I'd personally hazard a guess that the PWHL doesn't truly, at this moment, see a near future where a trans woman plays on one of their teams. The path to professional women's hockey is not an easy one, and, in North America, usually involves playing the game at elite youth, high school, and collegiate levels. All of these levels have become the pet project of trans exterminationist groups, like ICONS, which Curl has vocally supported.

But the PWHL already has at least one nonbinary athlete in Carly Jackson. Jessica Platt, a trans woman, played parts of three seasons for the CWHL's Toronto Furies. A trans man, Harrison Browne, has already played professional hockey in the NWHL – though he was unable to begin medically transitioning due to that league's restrictive policy on transgender athletes which, at the time, required testosterone levels to remain within a certain arbitrary range. Despite all of the current hurdles and discrimination in North American sport, the prospect of a trans woman athlete becoming a PWHL draft prospect is probably not as abstract as some might think – and the PWHL should, if they give a shit about trans people, be prepared for that moment. The way they have handled the situation with Britta Curl and PWHL Minnesota suggests that they are not.

They've already sent a message that they'll always take the path of least resistance. Which means interchangeably platforming transphobic athletes like Curl alongside LGBTQ athletes in the league, depending on when it is convenient to do so. It means never naming transphobia or homophobia or bigotry, even when "apologizing." I am not necessarily surprised by the limitations of the PWHL's response to fan concerns about Britta Curl, but I am actually somewhat surprised at how clumsy that response has been. It's almost as if they thought that by ignoring it, they could get it to go away quickly – or worse, that they didn't register it as a problem at all. Unless the league's purportedly upcoming trans inclusion policy is good (and I mean really fucking good), it is going to be hard to get past this.

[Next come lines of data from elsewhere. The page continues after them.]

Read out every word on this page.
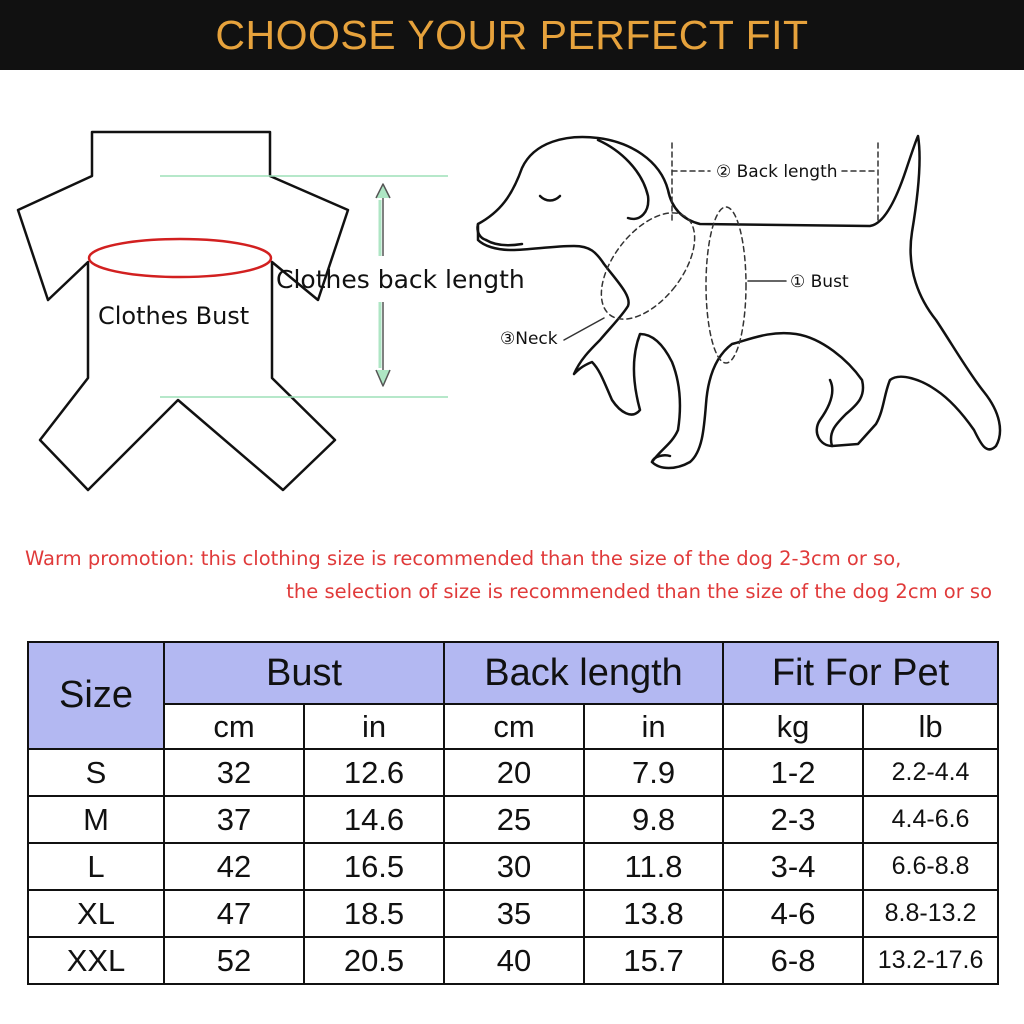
CHOOSE YOUR PERFECT FIT
Clothes back length
Clothes Bust
② Back length
① Bust
③Neck
Warm promotion: this clothing size is recommended than the size of the dog 2-3cm or so,
the selection of size is recommended than the size of the dog 2cm or so
Size	Bust		Back length		Fit For Pet	
	cm	in	cm	in	kg	lb
S	32	12.6	20	7.9	1-2	2.2-4.4
M	37	14.6	25	9.8	2-3	4.4-6.6
L	42	16.5	30	11.8	3-4	6.6-8.8
XL	47	18.5	35	13.8	4-6	8.8-13.2
XXL	52	20.5	40	15.7	6-8	13.2-17.6
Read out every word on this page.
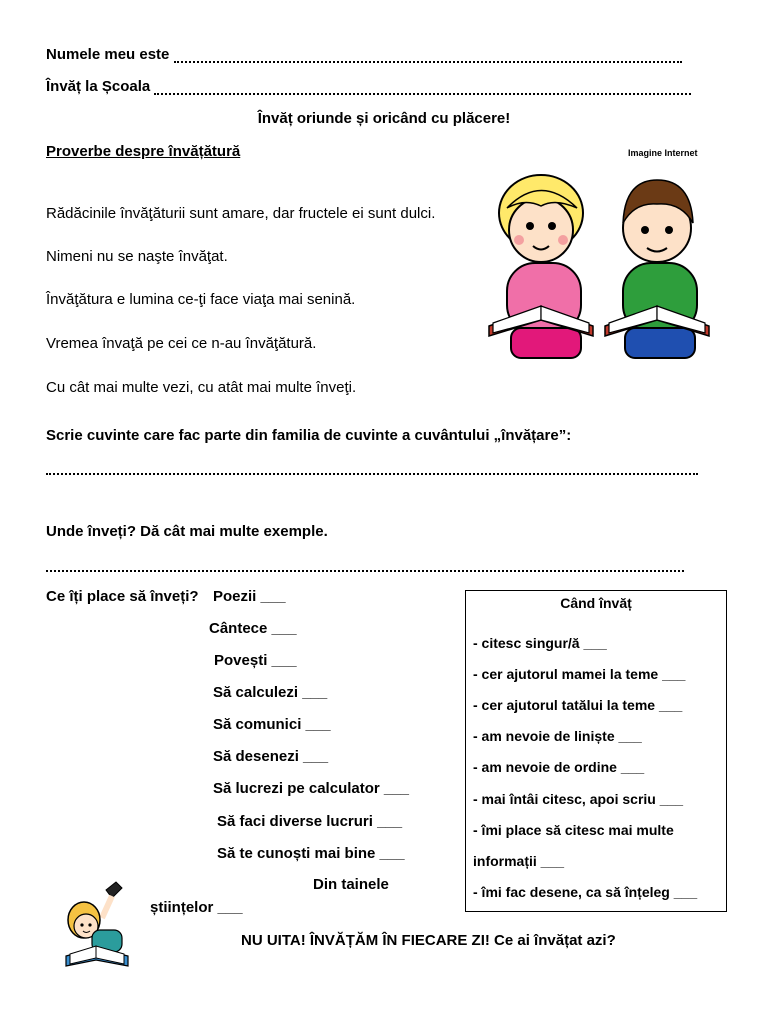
Numele meu este
Învăț la Școala
Învăț oriunde și oricând cu plăcere!
Proverbe despre învățătură	Imagine Internet
Rădăcinile învăţăturii sunt amare, dar fructele ei sunt dulci.
Nimeni nu se naşte învăţat.
Învăţătura e lumina ce-ţi face viaţa mai senină.
Vremea învaţă pe cei ce n-au învăţătură.
Cu cât mai multe vezi, cu atât mai multe înveţi.
Scrie cuvinte care fac parte din familia de cuvinte a cuvântului „învățare”:
Unde înveți? Dă cât mai multe exemple.
Ce îți place să înveți? Poezii ___
Cântece ___
Povești ___
Să calculezi ___
Să comunici ___
Să desenezi ___
Să lucrezi pe calculator ___
Să faci diverse lucruri ___
Să te cunoști mai bine ___
Din tainele
științelor ___
Când învăț
- citesc singur/ă ___
- cer ajutorul mamei la teme ___
- cer ajutorul tatălui la teme ___
- am nevoie de liniște ___
- am nevoie de ordine ___
- mai întâi citesc, apoi scriu ___
- îmi place să citesc mai multe
informații ___
- îmi fac desene, ca să înțeleg ___
NU UITA! ÎNVĂȚĂM ÎN FIECARE ZI! Ce ai învățat azi?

PWHL Minnesota and the PWHL as a whole had an obligation to their fans, stakeholders, players, and other employees to be ready for a situation like this, with clarity and without equivocation. It feels deeply consequential – and like an indication that we can't expect more of the PWHL or from hockey in general. Certainly not more than the NWSL's Portland Thorns, who passed on Sydny Nasello for the exact type of social media behavior that PWHL Minnesota wants us to excuse. But maybe about as much as the US Women's National Soccer Team, which is currently facing a strikingly similar situation with Korbin Albert. Albert posted a "sorry if you were offended" apology for her homophobic and transphobic social media activity. Manager Emma Hayes says that Albert has grown and changed, but there is no indication of what that growth and change has been.

With Curl, we haven't even been given a "growth and change" narrative. We are just being told that she is a good teammate and has always been a good teammate. The implication is that if she doesn't think that trans people belong in sport or that they are perverts, that's just a difference of opinion. Let's be clear that this is not just an off-ice issue or a difference of opinion. Britta Curl will have to play with and against LGBTQ players throughout her PWHL career, in front of LGBTQ fans, and work with LGBTQ staff. By excusing this from Curl, PWHL Minnesota and the PWHL have indicated quite clearly that they do not think anti-trans bigotry is disqualifying or even concerning.

This shouldn't be something that they can simply dismiss – especially not in a country that is ramping up active political hostility to queer and trans people on a daily basis. So again, I have to ask: was it worth it? I think it's more helpful to sit with this question now, rather than color the perception of this with any contributions that Curl makes on the ice during the season. The problem is systemic and it won't be fixed with goals, assists, or championships.